How a kernel developer made my styluses work again on newer kernels!

Published on

🎉 🎉 🎉 Whooohooo! It works again!

Both styluses of my XPPen Artist 24 Pro and XPPen Artist 16 Pro Gen2 styluses are now usable again on newer Linux kernels.

This blog-post is a follow-up post of "How a kernel update broke my stylus... Need help!" published 10 days ago. Please read it if you want to know more about the problem I had with the stylus.

After this first blog post (and thanks to your comments and guidance, especially I was able to email my bug to experts in the area.

Then Jiri Kosina republished my email to the mailing-list. A big thanks to them, to Illia Ostapyshyn for the discussion, and to Benjamin Tissoires for developing a solution.

If you have the same issue with a similar device, you'll have to compile:

This solution is still W.I.P. and I still have some homework to send more data about my tablets after this blog post, but in overall I'm already using a newer kernel (Linux workstation 6.5.10-200.fc38.x86_64) and I don't have the problem with the eraser mode on the top button of my XPPen Artist 24 Pro and XPPen Artist 16 Pro Gen2 styluses. The buttons are also now perfectly customisable via xsetwacom CLI tool. Yay! That's why I wanted to share this blog-post as soon as possible.

On the mailing list Benjamin wrote me a detailed answer about the whole story. It's very interesting and I decided to copy and paste it here. Thanks again Benjamin! 👍

Benjamin's detailed answer:

(Original email here.)

Hi David,

Here is a little bit of history of why you were encountering this bug:

First, HID is a quite old protocol and has the benefit of being "plug and play" [0] [1].

But plug and play often means for a hardware maker: "let's do trial and error until Windows seems to behave in a correct way".

In some other cases, Microsoft puts more restrictions on the HID part (Windows 7 enforced touchscreens to follow a specific pattern, and then Windows 8 did it for touchpads). And they also sometimes provide a test suite that hardware makers have to pass to be "certified". They have to pass the test suite by using the Windows provided generic driver, but Windows also allows them to create a virtual HID device and let a custom driver create that virtual HID device. Which means, we sometimes have devices behaving badly but working perfectly fine on Windows because there are bits missing in the device itself that are fixed by adding an extra software layer. Sigh.

But I digress and we need to go back to the pen bits, and AFAIK, there is no such test suite and certification.

So basically, hardware makers follow the empiric rule of "if Windows is happy, I am too".
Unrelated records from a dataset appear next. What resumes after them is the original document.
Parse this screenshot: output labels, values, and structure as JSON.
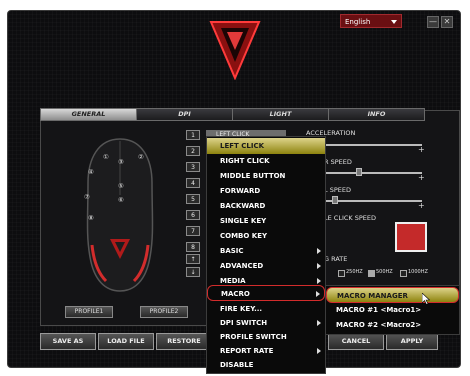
{
  "colors": {
    "accent": "#c42a2a",
    "highlight": "#b8ae2a",
    "background": "#0d0d0f"
  },
  "titlebar": {
    "language": "English",
    "minimize_icon": "minimize-icon",
    "close_icon": "close-icon",
    "minimize": "—",
    "close": "✕"
  },
  "tabs": [
    {
      "label": "GENERAL"
    },
    {
      "label": "DPI"
    },
    {
      "label": "LIGHT"
    },
    {
      "label": "INFO"
    }
  ],
  "mouse_labels": [
    "①",
    "②",
    "③",
    "④",
    "⑤",
    "⑥",
    "⑦",
    "⑧"
  ],
  "buttons": [
    {
      "num": "1",
      "assign": "LEFT CLICK"
    },
    {
      "num": "2",
      "assign": ""
    },
    {
      "num": "3",
      "assign": ""
    },
    {
      "num": "4",
      "assign": ""
    },
    {
      "num": "5",
      "assign": ""
    },
    {
      "num": "6",
      "assign": ""
    },
    {
      "num": "7",
      "assign": ""
    },
    {
      "num": "8",
      "assign": ""
    }
  ],
  "scroll_up": "↑",
  "scroll_down": "↓",
  "settings": {
    "acceleration": "ACCELERATION",
    "pointer_speed": "R SPEED",
    "scroll_speed": "L SPEED",
    "double_click": "LE CLICK SPEED",
    "report_rate": "G RATE",
    "report_options": [
      "250HZ",
      "500HZ",
      "1000HZ"
    ],
    "report_selected": "500HZ"
  },
  "profiles": [
    "PROFILE1",
    "PROFILE2"
  ],
  "bottom_buttons": {
    "save_as": "SAVE AS",
    "load_file": "LOAD FILE",
    "restore": "RESTORE",
    "cancel": "CANCEL",
    "apply": "APPLY"
  },
  "context_menu": [
    {
      "label": "LEFT CLICK",
      "arrow": false,
      "highlighted": true
    },
    {
      "label": "RIGHT CLICK",
      "arrow": false
    },
    {
      "label": "MIDDLE BUTTON",
      "arrow": false
    },
    {
      "label": "FORWARD",
      "arrow": false
    },
    {
      "label": "BACKWARD",
      "arrow": false
    },
    {
      "label": "SINGLE KEY",
      "arrow": false
    },
    {
      "label": "COMBO KEY",
      "arrow": false
    },
    {
      "label": "BASIC",
      "arrow": true
    },
    {
      "label": "ADVANCED",
      "arrow": true
    },
    {
      "label": "MEDIA",
      "arrow": true
    },
    {
      "label": "MACRO",
      "arrow": true,
      "selected": true
    },
    {
      "label": "FIRE KEY...",
      "arrow": false
    },
    {
      "label": "DPI SWITCH",
      "arrow": true
    },
    {
      "label": "PROFILE SWITCH",
      "arrow": false
    },
    {
      "label": "REPORT RATE",
      "arrow": true
    },
    {
      "label": "DISABLE",
      "arrow": false
    }
  ],
  "submenu": [
    {
      "label": "MACRO MANAGER",
      "highlighted": true
    },
    {
      "label": "MACRO #1 <Macro1>"
    },
    {
      "label": "MACRO #2 <Macro2>"
    }
  ]
}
To do so, they have to use several events from HID [2] (quoting them):

  • Tip Switch → A switch located at the tip of a stylus, indicating contact of the stylus with a surface. A pen-based system or system extension would use this switch to enable the input of handwriting or gesture data. The system typically maps Tip Switch to a primary button in a non-pen context.
  • In Range → Indicates that a transducer is located within the region where digitizing is possible. In Range is a bit quantity
  • Barrel Switch → A non-tip button located on the barrel of a stylus. Its function is typically mapped to a system secondary button or to a Shift key modifier that changes the Tip Switch function from primary button to secondary button.
  • Secondary Barrel Switch → A second non-tip button located on the barrel of a stylus further from the tip than the Barrel Switch. Its function is typically mapped to a system secondary or tertiary button.
  • Eraser → This control is used for erasing objects. Following the metaphor of a pencil, it is typically located opposite the writing end of a stylus. It may be a bit switch or a pressure quantity.
  • Invert → A bit that indicates that the currently sensed position originates from the end of a stylus opposite the tip.
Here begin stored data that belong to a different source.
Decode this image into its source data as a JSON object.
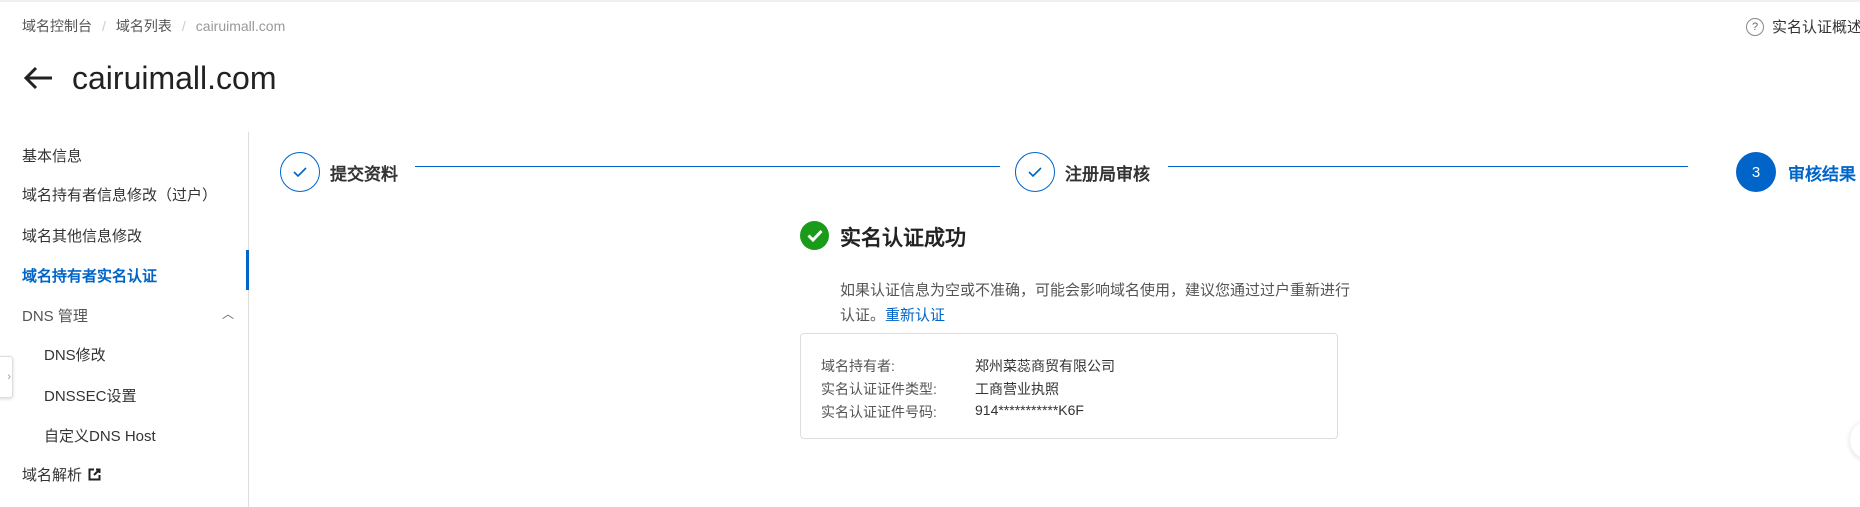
{
  "breadcrumb": [
    "域名控制台",
    "域名列表",
    "cairuimall.com"
  ],
  "help_link": "实名认证概述",
  "page_title": "cairuimall.com",
  "sidebar": {
    "items": [
      {
        "label": "基本信息"
      },
      {
        "label": "域名持有者信息修改（过户）"
      },
      {
        "label": "域名其他信息修改"
      },
      {
        "label": "域名持有者实名认证",
        "active": true
      },
      {
        "label": "DNS 管理"
      },
      {
        "label": "DNS修改"
      },
      {
        "label": "DNSSEC设置"
      },
      {
        "label": "自定义DNS Host"
      },
      {
        "label": "域名解析"
      }
    ]
  },
  "steps": [
    {
      "label": "提交资料",
      "status": "done"
    },
    {
      "label": "注册局审核",
      "status": "done"
    },
    {
      "label": "审核结果",
      "status": "current",
      "number": "3"
    }
  ],
  "result": {
    "title": "实名认证成功",
    "description": "如果认证信息为空或不准确，可能会影响域名使用，建议您通过过户重新进行认证。",
    "reauth_link": "重新认证"
  },
  "info": [
    {
      "label": "域名持有者:",
      "value": "郑州菜蕊商贸有限公司"
    },
    {
      "label": "实名认证证件类型:",
      "value": "工商营业执照"
    },
    {
      "label": "实名认证证件号码:",
      "value": "914***********K6F"
    }
  ],
  "colors": {
    "accent": "#0064c8",
    "success": "#1a9b1a"
  }
}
I'm sure that by reading those, everybody should be able to immediately know how to write a Pen HID device, and how the interactions between the events should be. :) (If you are, please contact me ASAP, we have plenty of kernel work to do).

So for years the state of pen devices in the Linux kernel was 2 fold:

  • Wacom shipped an in-kernel driver for their own devices, that they tested and that defined the de-facto "standard" in Linux
  • the rest was trying to catch up by luck or with the help of projects like DiGiMend, by relying on the generic HID processing of the Linux kernel

However, they were no specification for how the events should come: basically in the hid generic input processing each event was mapped to a single input keycode and we had situations were we would get both BTN_TOOL_PEN and BTN_TOOL_ERASER at the same time (because the In Range and the Eraser bits were sent by the device at the same time). Which means "hey, the user is interacting with a pen with both the tail and the tip at the same time. Good luck with that!"

This led to a complex situation where userspace (libinput mostly) had to do guesses on what is the intent of the user. But the problem is that when you are in userspace, you don't know all of the events of the device at the same time, so it was messy to deal with. Again, Wacom devices were unaffected because they controlled all of the stack: a kernel driver to fix/interpret their devices and a userspace component, xf86-drv-wacom, in the world.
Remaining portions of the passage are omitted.